Betrayal was hot in my ribcage. He’d been nearby all along, and he’d been taken from me. I’d lost years with my father.

“I’m sorry, Cal, that I wasn’t there for you,” he said, his voice sober.

My eyes were on Petra, her caramel hair swishing back and forth over her proud, straight spine as her horse continued on.

She was my everything, and she was everything to the world.

And it hit me that I’d done the same Saints damned thing.

Maybe the circumstances were different. But I’d left her all the same, going along with Castemont’s plan and dying as Calomyr for fear of what Castemont would do to her if I didn’t.

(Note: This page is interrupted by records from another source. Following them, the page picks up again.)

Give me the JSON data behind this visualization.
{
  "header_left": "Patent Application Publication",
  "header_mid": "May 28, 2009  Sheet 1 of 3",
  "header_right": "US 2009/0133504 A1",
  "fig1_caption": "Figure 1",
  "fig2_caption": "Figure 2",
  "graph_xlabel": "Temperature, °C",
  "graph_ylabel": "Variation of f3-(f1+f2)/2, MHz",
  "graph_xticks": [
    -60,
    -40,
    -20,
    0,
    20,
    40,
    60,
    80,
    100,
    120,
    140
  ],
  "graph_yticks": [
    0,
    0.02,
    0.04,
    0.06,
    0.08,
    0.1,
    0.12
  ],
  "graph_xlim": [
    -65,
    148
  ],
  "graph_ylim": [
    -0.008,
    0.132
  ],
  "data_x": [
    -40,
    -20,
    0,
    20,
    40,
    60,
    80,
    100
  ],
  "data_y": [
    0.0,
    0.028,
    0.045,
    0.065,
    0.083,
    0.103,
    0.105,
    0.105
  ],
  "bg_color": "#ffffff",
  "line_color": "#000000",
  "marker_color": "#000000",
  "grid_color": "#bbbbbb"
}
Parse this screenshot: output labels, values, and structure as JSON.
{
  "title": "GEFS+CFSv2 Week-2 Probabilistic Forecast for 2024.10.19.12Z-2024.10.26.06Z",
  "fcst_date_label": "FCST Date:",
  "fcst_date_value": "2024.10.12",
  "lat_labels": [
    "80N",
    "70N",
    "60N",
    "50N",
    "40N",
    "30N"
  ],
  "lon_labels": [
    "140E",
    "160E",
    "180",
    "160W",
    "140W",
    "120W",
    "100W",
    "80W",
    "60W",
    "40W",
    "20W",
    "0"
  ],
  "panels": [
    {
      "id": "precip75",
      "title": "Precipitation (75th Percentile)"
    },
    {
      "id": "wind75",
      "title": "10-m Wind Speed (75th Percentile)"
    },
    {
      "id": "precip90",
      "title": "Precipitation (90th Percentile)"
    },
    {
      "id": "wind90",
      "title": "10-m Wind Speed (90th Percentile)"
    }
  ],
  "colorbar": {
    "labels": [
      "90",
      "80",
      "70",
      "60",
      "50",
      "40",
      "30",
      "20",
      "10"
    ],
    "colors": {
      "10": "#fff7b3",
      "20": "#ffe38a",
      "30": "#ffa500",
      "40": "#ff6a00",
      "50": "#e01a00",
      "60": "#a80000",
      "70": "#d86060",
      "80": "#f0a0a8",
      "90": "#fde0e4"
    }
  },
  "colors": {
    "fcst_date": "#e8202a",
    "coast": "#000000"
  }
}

And how many people had acted against her, not of their own will? How many people had she extended forgiveness to after their curses were broken?

Kauvras had acted against the people he loved most because of Malosym. And fuck, if I didn’t know that feeling.

Finally, I said the words that somehow felt like both a triumph and a defeat, a blade and a salve on the wound it left behind. “It’s not your fault.”

Something shifted between Kauvras and I, then.

And after five more days of travel, when Petra’s mother and Solise greeted us at the edge of the Taitha, I didn’t flinch when I saw the castle.

I didn’t wonder where in the city my father could be.

I knew where he was, and though I couldn’t forgive him yet, I understood.